When you analyze the data, you should look at the effect of the independent variables separately to start with, but you will also end up using multiple linear regression, analysis of covariance, or some other complex model, with all the independent variables on the righthand side of the model. As I explained on the first page devoted to complex models, you are now asking a question about how much each variable contributes to the severity of injury in the presence of (when you control for) the others. How many subjects do you need to answer this question? Theoretically the extra independent variables shouldn't make much difference, but I've checked by simulation to make sure. You need one extra subject for each extra independent variable. With five extra variables, that makes five extra subjects. Forget it. With a thousand or so subjects, five won't make any difference.

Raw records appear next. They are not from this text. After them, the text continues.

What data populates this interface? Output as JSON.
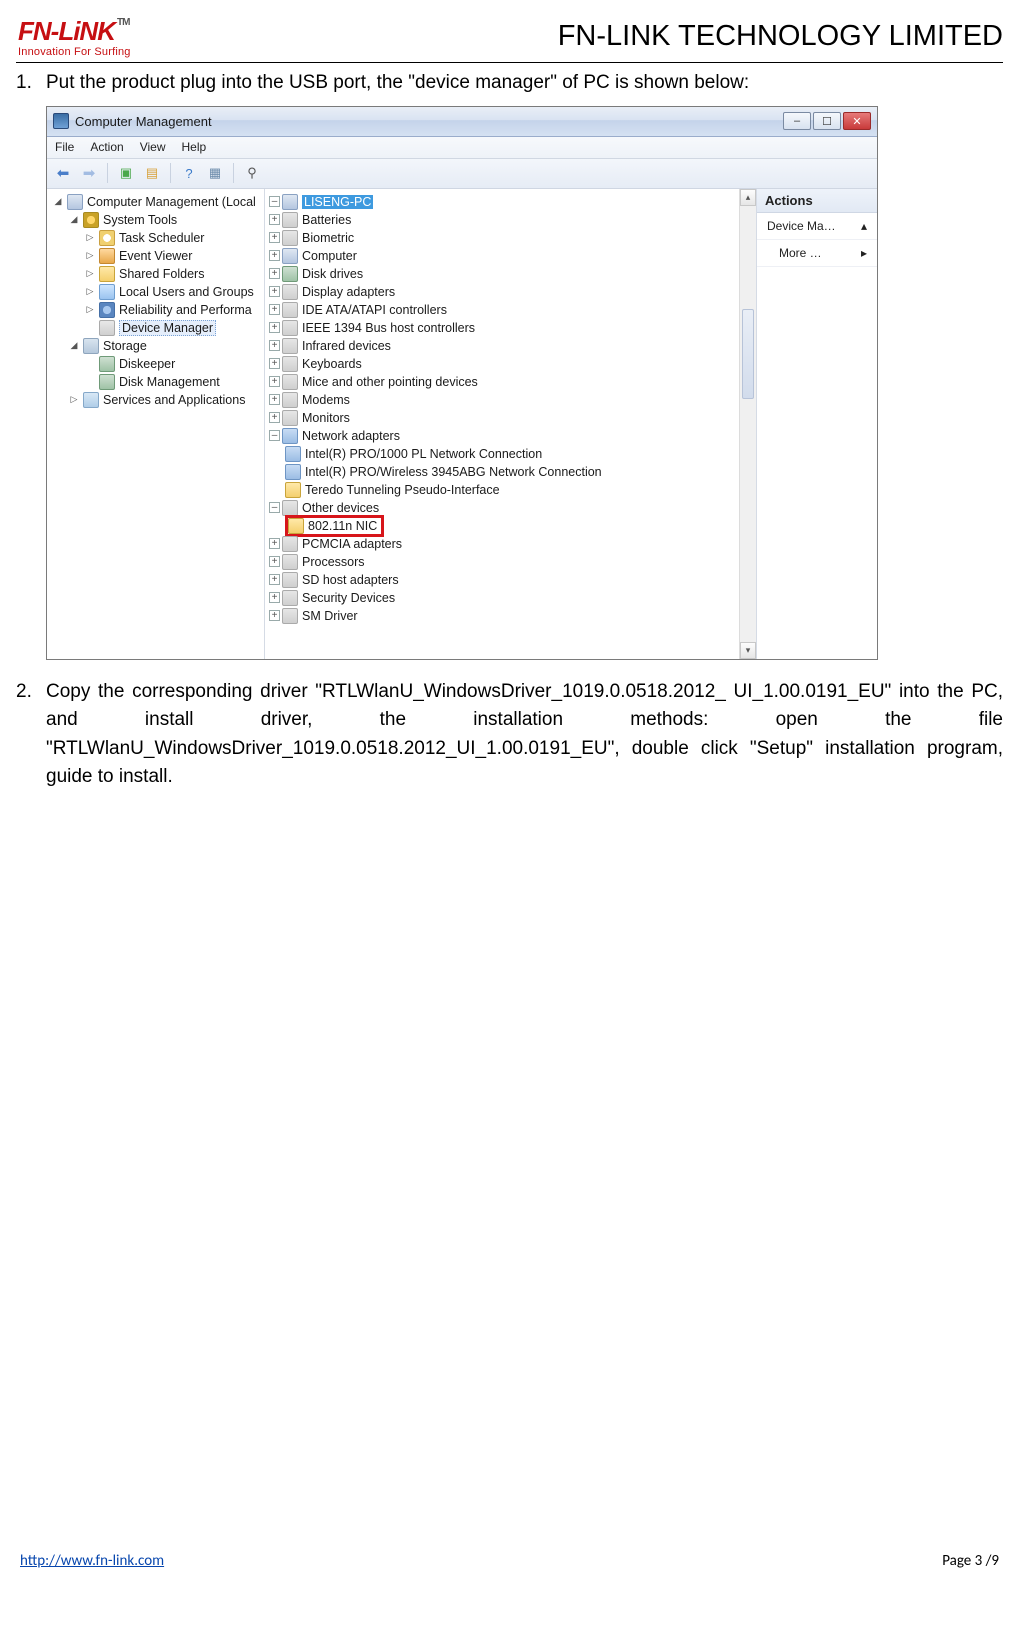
{
  "header": {
    "logo_text": "FN-LiNK",
    "tm": "TM",
    "tagline": "Innovation For Surfing",
    "company": "FN-LINK TECHNOLOGY LIMITED"
  },
  "steps": {
    "s1_num": "1.",
    "s1_text": "Put the product plug into the USB port, the \"device manager\" of PC is shown below:",
    "s2_num": "2.",
    "s2_text": "Copy the corresponding driver \"RTLWlanU_WindowsDriver_1019.0.0518.2012_ UI_1.00.0191_EU\" into the PC, and install driver, the installation methods: open the file \"RTLWlanU_WindowsDriver_1019.0.0518.2012_UI_1.00.0191_EU\", double click \"Setup\" installation program, guide to install."
  },
  "win": {
    "title": "Computer Management",
    "menus": {
      "file": "File",
      "action": "Action",
      "view": "View",
      "help": "Help"
    },
    "btn_min": "–",
    "btn_max": "☐",
    "btn_close": "✕"
  },
  "left_tree": {
    "root": "Computer Management (Local",
    "sys": "System Tools",
    "task": "Task Scheduler",
    "event": "Event Viewer",
    "shared": "Shared Folders",
    "users": "Local Users and Groups",
    "rel": "Reliability and Performa",
    "devm": "Device Manager",
    "stor": "Storage",
    "dk": "Diskeeper",
    "diskm": "Disk Management",
    "svc": "Services and Applications"
  },
  "mid_tree": {
    "root": "LISENG-PC",
    "items": [
      "Batteries",
      "Biometric",
      "Computer",
      "Disk drives",
      "Display adapters",
      "IDE ATA/ATAPI controllers",
      "IEEE 1394 Bus host controllers",
      "Infrared devices",
      "Keyboards",
      "Mice and other pointing devices",
      "Modems",
      "Monitors"
    ],
    "net": "Network adapters",
    "net_children": [
      "Intel(R) PRO/1000 PL Network Connection",
      "Intel(R) PRO/Wireless 3945ABG Network Connection",
      "Teredo Tunneling Pseudo-Interface"
    ],
    "other": "Other devices",
    "other_child": "802.11n NIC",
    "tail": [
      "PCMCIA adapters",
      "Processors",
      "SD host adapters",
      "Security Devices",
      "SM Driver"
    ]
  },
  "actions": {
    "hdr": "Actions",
    "item1": "Device Ma…",
    "item1_sym": "▴",
    "item2": "More …",
    "item2_sym": "▸"
  },
  "footer": {
    "url": "http://www.fn-link.com",
    "page": "Page 3 /9"
  }
}
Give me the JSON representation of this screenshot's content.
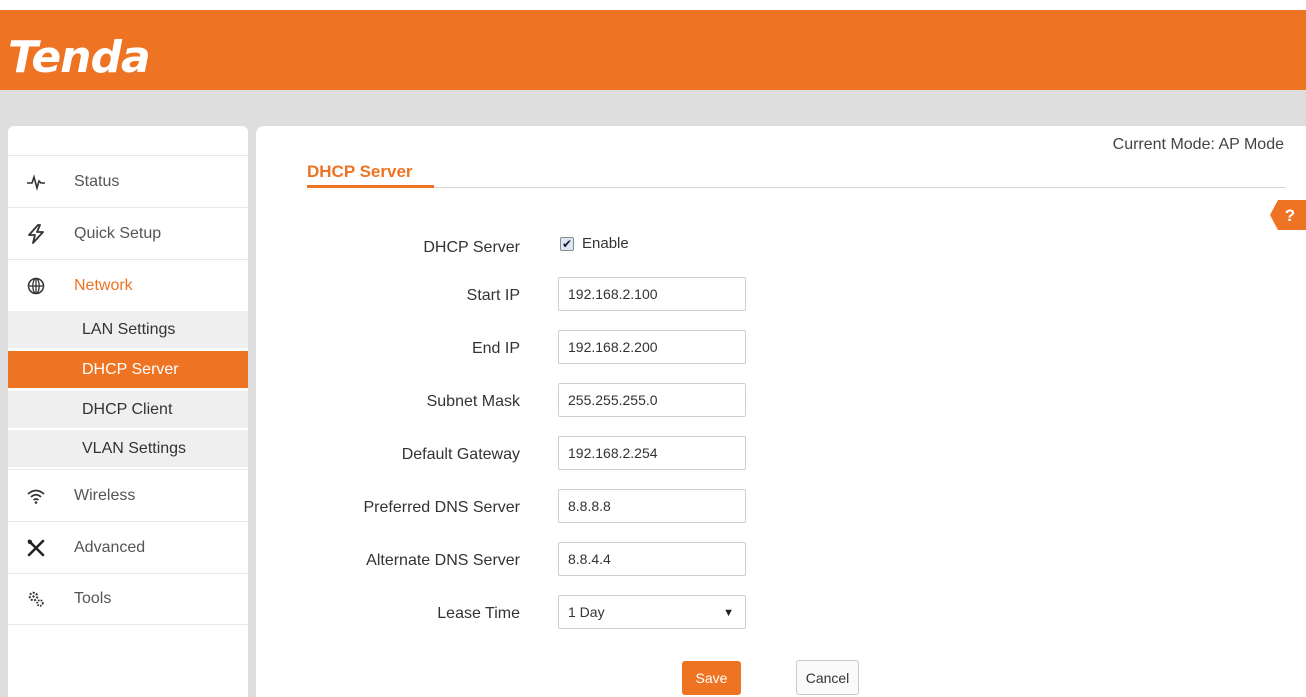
{
  "brand": {
    "logo": "Tenda",
    "color": "#ee7323"
  },
  "header": {
    "mode": "Current Mode: AP Mode"
  },
  "sidebar": {
    "items": [
      {
        "label": "Status",
        "icon": "pulse-icon"
      },
      {
        "label": "Quick Setup",
        "icon": "lightning-icon"
      },
      {
        "label": "Network",
        "icon": "globe-icon",
        "active": true
      },
      {
        "label": "Wireless",
        "icon": "wifi-icon"
      },
      {
        "label": "Advanced",
        "icon": "tools-cross-icon"
      },
      {
        "label": "Tools",
        "icon": "gears-icon"
      }
    ],
    "network_subitems": [
      {
        "label": "LAN Settings"
      },
      {
        "label": "DHCP Server",
        "selected": true
      },
      {
        "label": "DHCP Client"
      },
      {
        "label": "VLAN Settings"
      }
    ]
  },
  "main": {
    "title": "DHCP Server",
    "help": "?",
    "form": {
      "dhcp_server": {
        "label": "DHCP Server",
        "checkbox_label": "Enable",
        "checked": true
      },
      "start_ip": {
        "label": "Start IP",
        "value": "192.168.2.100"
      },
      "end_ip": {
        "label": "End IP",
        "value": "192.168.2.200"
      },
      "subnet_mask": {
        "label": "Subnet Mask",
        "value": "255.255.255.0"
      },
      "default_gateway": {
        "label": "Default Gateway",
        "value": "192.168.2.254"
      },
      "preferred_dns": {
        "label": "Preferred DNS Server",
        "value": "8.8.8.8"
      },
      "alternate_dns": {
        "label": "Alternate DNS Server",
        "value": "8.8.4.4"
      },
      "lease_time": {
        "label": "Lease Time",
        "value": "1 Day"
      }
    },
    "buttons": {
      "save": "Save",
      "cancel": "Cancel"
    }
  }
}
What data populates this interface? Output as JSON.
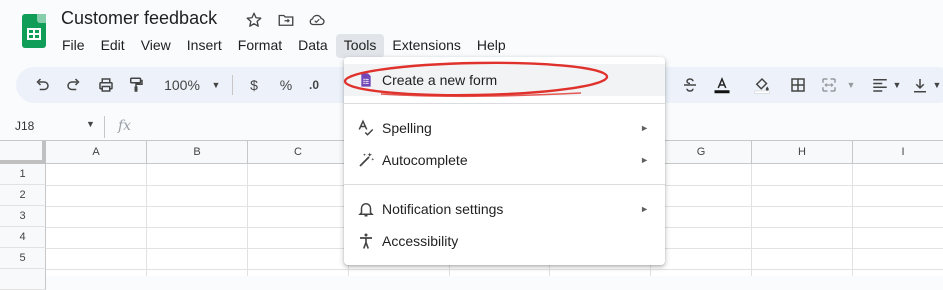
{
  "doc": {
    "title": "Customer feedback"
  },
  "menubar": [
    "File",
    "Edit",
    "View",
    "Insert",
    "Format",
    "Data",
    "Tools",
    "Extensions",
    "Help"
  ],
  "toolbar": {
    "zoom": "100%",
    "currency": "$",
    "percent": "%",
    "decimal": ".0"
  },
  "formula_bar": {
    "cell_ref": "J18",
    "fx": "fx"
  },
  "grid": {
    "columns": [
      "A",
      "B",
      "C",
      "G",
      "H",
      "I"
    ],
    "rows": [
      "1",
      "2",
      "3",
      "4",
      "5"
    ]
  },
  "tools_menu": {
    "items": [
      {
        "label": "Create a new form",
        "icon": "forms-icon",
        "submenu": false
      },
      {
        "label": "Spelling",
        "icon": "spellcheck-icon",
        "submenu": true
      },
      {
        "label": "Autocomplete",
        "icon": "magic-wand-icon",
        "submenu": true
      },
      {
        "label": "Notification settings",
        "icon": "bell-icon",
        "submenu": true
      },
      {
        "label": "Accessibility",
        "icon": "accessibility-icon",
        "submenu": false
      }
    ]
  },
  "colors": {
    "annotation": "#e0322c",
    "forms_purple": "#7248b9",
    "sheets_green": "#0f9d58"
  }
}
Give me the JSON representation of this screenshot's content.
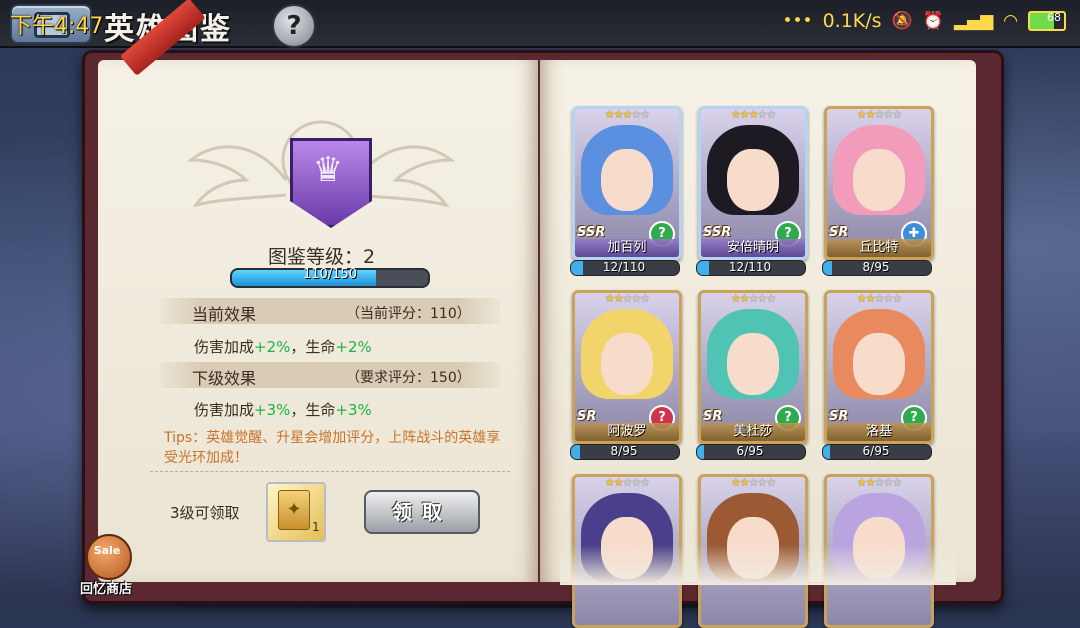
{
  "status_bar": {
    "time": "下午4:47",
    "network_speed": "0.1K/s",
    "battery_level": "68"
  },
  "header": {
    "title": "英雄图鉴",
    "help_label": "?"
  },
  "codex": {
    "level_label": "图鉴等级：2",
    "progress_text": "110/150",
    "progress_fraction": 0.733,
    "current_effect": {
      "title": "当前效果",
      "score_note": "（当前评分：110）",
      "line_prefix": "伤害加成",
      "damage_bonus": "+2%",
      "line_middle": "，生命",
      "hp_bonus": "+2%"
    },
    "next_effect": {
      "title": "下级效果",
      "score_note": "（要求评分：150）",
      "line_prefix": "伤害加成",
      "damage_bonus": "+3%",
      "line_middle": "，生命",
      "hp_bonus": "+3%"
    },
    "tips": "Tips：英雄觉醒、升星会增加评分，上阵战斗的英雄享受光环加成！",
    "claim_label": "3级可领取",
    "reward_count": "1",
    "claim_button": "领取"
  },
  "shop": {
    "badge": "Sale",
    "label": "回忆商店"
  },
  "colors": {
    "accent_green": "#1fb24a",
    "tips_orange": "#c8732a",
    "progress_blue": "#3fb0ea"
  },
  "heroes": [
    {
      "name": "加百列",
      "rank": "SSR",
      "stars": 3,
      "progress": "12/110",
      "fraction": 0.11,
      "class_icon": "question-icon",
      "hair": "#5b8fe0"
    },
    {
      "name": "安倍晴明",
      "rank": "SSR",
      "stars": 3,
      "progress": "12/110",
      "fraction": 0.11,
      "class_icon": "question-icon",
      "hair": "#1d1a24"
    },
    {
      "name": "丘比特",
      "rank": "SR",
      "stars": 2,
      "progress": "8/95",
      "fraction": 0.084,
      "class_icon": "cross-icon",
      "hair": "#f29bbb"
    },
    {
      "name": "阿波罗",
      "rank": "SR",
      "stars": 2,
      "progress": "8/95",
      "fraction": 0.084,
      "class_icon": "question-icon",
      "hair": "#f2d56a"
    },
    {
      "name": "美杜莎",
      "rank": "SR",
      "stars": 2,
      "progress": "6/95",
      "fraction": 0.063,
      "class_icon": "question-icon",
      "hair": "#4fc3b4"
    },
    {
      "name": "洛基",
      "rank": "SR",
      "stars": 2,
      "progress": "6/95",
      "fraction": 0.063,
      "class_icon": "question-icon",
      "hair": "#e98a5e"
    },
    {
      "name": "",
      "rank": "",
      "stars": 2,
      "progress": "",
      "fraction": 0,
      "class_icon": "",
      "hair": "#4a3f8a"
    },
    {
      "name": "",
      "rank": "",
      "stars": 2,
      "progress": "",
      "fraction": 0,
      "class_icon": "",
      "hair": "#9b5a34"
    },
    {
      "name": "",
      "rank": "",
      "stars": 2,
      "progress": "",
      "fraction": 0,
      "class_icon": "",
      "hair": "#b9a4e0"
    }
  ]
}
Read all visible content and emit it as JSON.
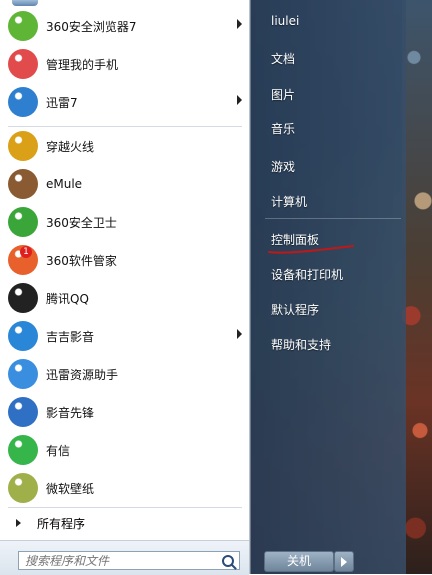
{
  "left_pane": {
    "programs": [
      {
        "label": "360安全浏览器7",
        "icon": "browser-360-icon",
        "color": "#5fb536",
        "arrow": true
      },
      {
        "label": "管理我的手机",
        "icon": "phone-manager-icon",
        "color": "#e24b4b",
        "arrow": false
      },
      {
        "label": "迅雷7",
        "icon": "xunlei-icon",
        "color": "#2f7fd0",
        "arrow": true
      },
      {
        "label": "穿越火线",
        "icon": "crossfire-icon",
        "color": "#d9a018",
        "arrow": false
      },
      {
        "label": "eMule",
        "icon": "emule-icon",
        "color": "#8a5a32",
        "arrow": false
      },
      {
        "label": "360安全卫士",
        "icon": "security-360-icon",
        "color": "#3aa639",
        "arrow": false
      },
      {
        "label": "360软件管家",
        "icon": "software-manager-icon",
        "color": "#e8612c",
        "arrow": false
      },
      {
        "label": "腾讯QQ",
        "icon": "qq-penguin-icon",
        "color": "#222222",
        "arrow": false
      },
      {
        "label": "吉吉影音",
        "icon": "jiji-player-icon",
        "color": "#2a86d6",
        "arrow": true
      },
      {
        "label": "迅雷资源助手",
        "icon": "magnifier-icon",
        "color": "#3a8ee0",
        "arrow": false
      },
      {
        "label": "影音先锋",
        "icon": "xfplay-icon",
        "color": "#2f6fc4",
        "arrow": false
      },
      {
        "label": "有信",
        "icon": "youxin-icon",
        "color": "#35b54a",
        "arrow": false
      },
      {
        "label": "微软壁纸",
        "icon": "wallpaper-icon",
        "color": "#9fb04a",
        "arrow": false
      }
    ],
    "all_programs_label": "所有程序",
    "search_placeholder": "搜索程序和文件",
    "badge_360_software": "1"
  },
  "right_pane": {
    "items": [
      {
        "label": "liulei",
        "name": "user-name"
      },
      {
        "label": "文档",
        "name": "documents"
      },
      {
        "label": "图片",
        "name": "pictures"
      },
      {
        "label": "音乐",
        "name": "music"
      },
      {
        "label": "游戏",
        "name": "games"
      },
      {
        "label": "计算机",
        "name": "computer"
      },
      {
        "label": "控制面板",
        "name": "control-panel"
      },
      {
        "label": "设备和打印机",
        "name": "devices-printers"
      },
      {
        "label": "默认程序",
        "name": "default-programs"
      },
      {
        "label": "帮助和支持",
        "name": "help-support"
      }
    ],
    "shutdown_label": "关机",
    "highlight_color": "#c01818"
  }
}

Here's a different problem involving more than one independent variable, where you don't have to worry about increasing the sample size to reduce the Type I error. Suppose you are currently predicting competitive performance from four lab and field tests, and you want to know whether it's worth adding an expensive fifth test to the test battery. For this sort of problem, you would model the data by doing a multiple linear regression, with the expensive test as the last independent variable in the model. So, how many subjects? It's a specific extra variable in this case, so there is no inflation of the Type I error, so the sample size is still about 800. But if all the field tests were in there on an equal footing, and you wanted to know which ones to drop out of the test battery, then it's back to the bigger sample size of the previous example. In this case you'd use stepwise regression with a reduced p value for entry of variables into the model.